L’esposizione sarà visitabile fino al 24 maggio

Domenica 18 Maggio 2025, 17:06

17:17

MOLFETTA - Nella serata di ieri, sabato 17 maggio, ospitata dalla Galleria “54artecontemporanea” di Molfetta (l’esposizione sarà visitabile fino al 24 c. m.), ha preso abbrivio la mostra fotografica dal titolo “’70 – beauty around me” dell’architetto Bruno Ficele. Una mostra a un tempo estremamente vitale e intima, uno scrigno di ricordi riuscito nell’intento di abbracciare, fermare gli spasimi di un’epoca di grande subbuglio, di irrevocabile smagliatura quale è stata quella dei ’70.

All’interno degli scatti analogici, giovinezza spadroneggia senza un filo di trucco borghese, nell’impeto, nel sommovimento di chi ha fede, desiderio di sparigliare le carte in tavola, di dire la propria attraverso e sulle cose. E così ci s’imbatte in un Emilio Vedova, esponente pittorico di spicco dell’arte informale, sornione, antico, con alle spalle una lavagna vergata da una formula matematica, in Luigi Carluccio, noto critico d’arte che adocchiò il talento del giovane Ficele, in fotografie scattate ad amici alla Biennale d’arte di Venezia del ’78, con alle spalle il motto beffardo di Giuseppe Chiari «L’arte è una piccola cosa».

Il passo è breve, poi, tra la passione per l’arte e quella per Antonella, consorte di Ficele, catturata nei suoi vent’anni, agli albori di un amore senza fine, ispirato il picture- taker dalla ritrattistica slegata e leggera di Ugo Mulas. Ci sono poi mezzi busti efebici i cui sguardi fremono di una luce oscura, amici ritratti in occhialoni stile Bowie, in pose a metà fra il grottesco, l’assorto e il faceto come in certe fotografie di Dino Ignani, pellicole che imprigionano l’evanescenza di un corpo sempre più grintoso, irrefrenabile, fulmineo riportando alla mente, come appunta nella brochure della mostra il Prof. Andrea Attardi (cattedratico di Fotografia all’Accademia di Belle Arti di Roma), «la potenza espressiva del fotodinamismo futurista dei fratelli Bragaglia».

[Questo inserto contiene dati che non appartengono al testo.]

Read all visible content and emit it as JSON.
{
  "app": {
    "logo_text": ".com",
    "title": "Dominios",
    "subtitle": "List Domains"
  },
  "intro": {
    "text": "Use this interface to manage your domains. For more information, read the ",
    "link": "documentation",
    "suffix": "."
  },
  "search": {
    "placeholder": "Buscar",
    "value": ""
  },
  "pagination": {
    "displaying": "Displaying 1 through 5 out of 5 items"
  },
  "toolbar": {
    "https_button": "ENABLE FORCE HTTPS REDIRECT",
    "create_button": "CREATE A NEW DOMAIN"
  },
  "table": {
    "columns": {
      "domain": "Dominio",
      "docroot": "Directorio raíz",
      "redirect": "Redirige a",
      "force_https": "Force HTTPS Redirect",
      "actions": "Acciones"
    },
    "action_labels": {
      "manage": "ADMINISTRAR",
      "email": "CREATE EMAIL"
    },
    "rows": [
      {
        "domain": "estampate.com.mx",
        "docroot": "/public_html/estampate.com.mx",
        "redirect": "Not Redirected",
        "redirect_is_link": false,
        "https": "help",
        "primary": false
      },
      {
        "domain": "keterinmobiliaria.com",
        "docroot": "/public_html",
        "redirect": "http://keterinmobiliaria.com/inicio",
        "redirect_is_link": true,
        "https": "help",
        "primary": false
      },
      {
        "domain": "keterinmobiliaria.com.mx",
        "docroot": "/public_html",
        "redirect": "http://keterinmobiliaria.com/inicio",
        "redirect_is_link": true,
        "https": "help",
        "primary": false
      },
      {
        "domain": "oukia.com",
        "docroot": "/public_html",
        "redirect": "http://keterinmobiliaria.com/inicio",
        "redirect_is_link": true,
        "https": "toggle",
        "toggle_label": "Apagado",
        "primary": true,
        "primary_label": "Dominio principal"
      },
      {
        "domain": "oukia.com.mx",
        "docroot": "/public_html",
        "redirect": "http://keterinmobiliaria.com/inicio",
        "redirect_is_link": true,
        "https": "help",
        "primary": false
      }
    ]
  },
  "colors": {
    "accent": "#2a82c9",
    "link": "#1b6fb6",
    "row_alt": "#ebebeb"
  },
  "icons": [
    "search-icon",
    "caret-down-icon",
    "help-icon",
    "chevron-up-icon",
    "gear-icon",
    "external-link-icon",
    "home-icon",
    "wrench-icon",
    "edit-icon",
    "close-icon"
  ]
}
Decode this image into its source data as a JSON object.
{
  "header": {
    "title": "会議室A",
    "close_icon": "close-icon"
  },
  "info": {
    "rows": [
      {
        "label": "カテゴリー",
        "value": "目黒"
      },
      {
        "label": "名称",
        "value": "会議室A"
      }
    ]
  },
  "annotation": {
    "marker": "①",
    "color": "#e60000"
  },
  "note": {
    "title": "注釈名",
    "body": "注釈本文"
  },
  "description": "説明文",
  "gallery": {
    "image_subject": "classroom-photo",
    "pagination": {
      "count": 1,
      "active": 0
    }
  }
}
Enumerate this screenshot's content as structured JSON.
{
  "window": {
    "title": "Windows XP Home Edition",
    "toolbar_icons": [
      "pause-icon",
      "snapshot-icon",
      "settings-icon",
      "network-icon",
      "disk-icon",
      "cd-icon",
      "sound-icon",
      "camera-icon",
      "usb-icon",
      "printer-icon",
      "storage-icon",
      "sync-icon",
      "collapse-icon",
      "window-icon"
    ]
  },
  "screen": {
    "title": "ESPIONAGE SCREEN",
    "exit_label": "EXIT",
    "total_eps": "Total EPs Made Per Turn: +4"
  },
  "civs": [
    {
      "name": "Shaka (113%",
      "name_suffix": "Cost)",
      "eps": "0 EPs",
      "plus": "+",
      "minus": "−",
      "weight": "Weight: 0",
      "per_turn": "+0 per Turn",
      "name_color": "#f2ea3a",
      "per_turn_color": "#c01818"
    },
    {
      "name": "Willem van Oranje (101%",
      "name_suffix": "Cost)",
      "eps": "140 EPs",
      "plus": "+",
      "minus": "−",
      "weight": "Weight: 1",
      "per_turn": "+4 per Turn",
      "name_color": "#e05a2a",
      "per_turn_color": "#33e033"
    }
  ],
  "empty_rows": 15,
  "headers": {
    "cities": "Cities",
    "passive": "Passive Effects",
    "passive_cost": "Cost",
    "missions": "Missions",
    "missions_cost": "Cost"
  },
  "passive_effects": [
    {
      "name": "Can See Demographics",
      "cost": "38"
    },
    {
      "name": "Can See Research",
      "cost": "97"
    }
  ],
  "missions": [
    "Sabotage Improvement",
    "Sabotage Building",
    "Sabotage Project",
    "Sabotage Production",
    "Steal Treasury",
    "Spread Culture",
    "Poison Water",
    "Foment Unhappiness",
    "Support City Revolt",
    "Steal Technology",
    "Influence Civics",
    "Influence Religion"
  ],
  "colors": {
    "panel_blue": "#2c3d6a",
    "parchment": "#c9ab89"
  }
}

Di pregio le vedute urbane, modellate seguendo i dettami di Gianni Berengo Gardin e Arturo Zavattini, che scongelano innanzi ai nostri occhi un Sud in pieno cambiamento, ormai non più consunto dalla dimenticanza, non più primitivo fino al globulo, ma neanche cittadino; quieto negli scorci mercatali, nelle sporte, negli sguardi genuini; a metà fra l’alfetta e il calesse. In chiusura, il pezzo forte di questa ricerca fotografica, molto apprezzato altresì dal poeta lucano Alfonso Guida, altro recensore della mostra in dépliant: una mattanza di uomini, adagiati sui banconi in pietra della piazza del pesce di Molfetta, chiostro di un antico monastero francescano.

Questi corpi, nudi come quelli degli abitanti del mare, vengono ritratti abbandonati come relitti di ruggine, pesci più grossi per un più grosso predatore, vita tolta a sé stessa sotto l’occhio di un gigante che ci guarda dibattere nel fondo di questa pozzanghera di cui l’acqua è il cielo e il fondale il mondo.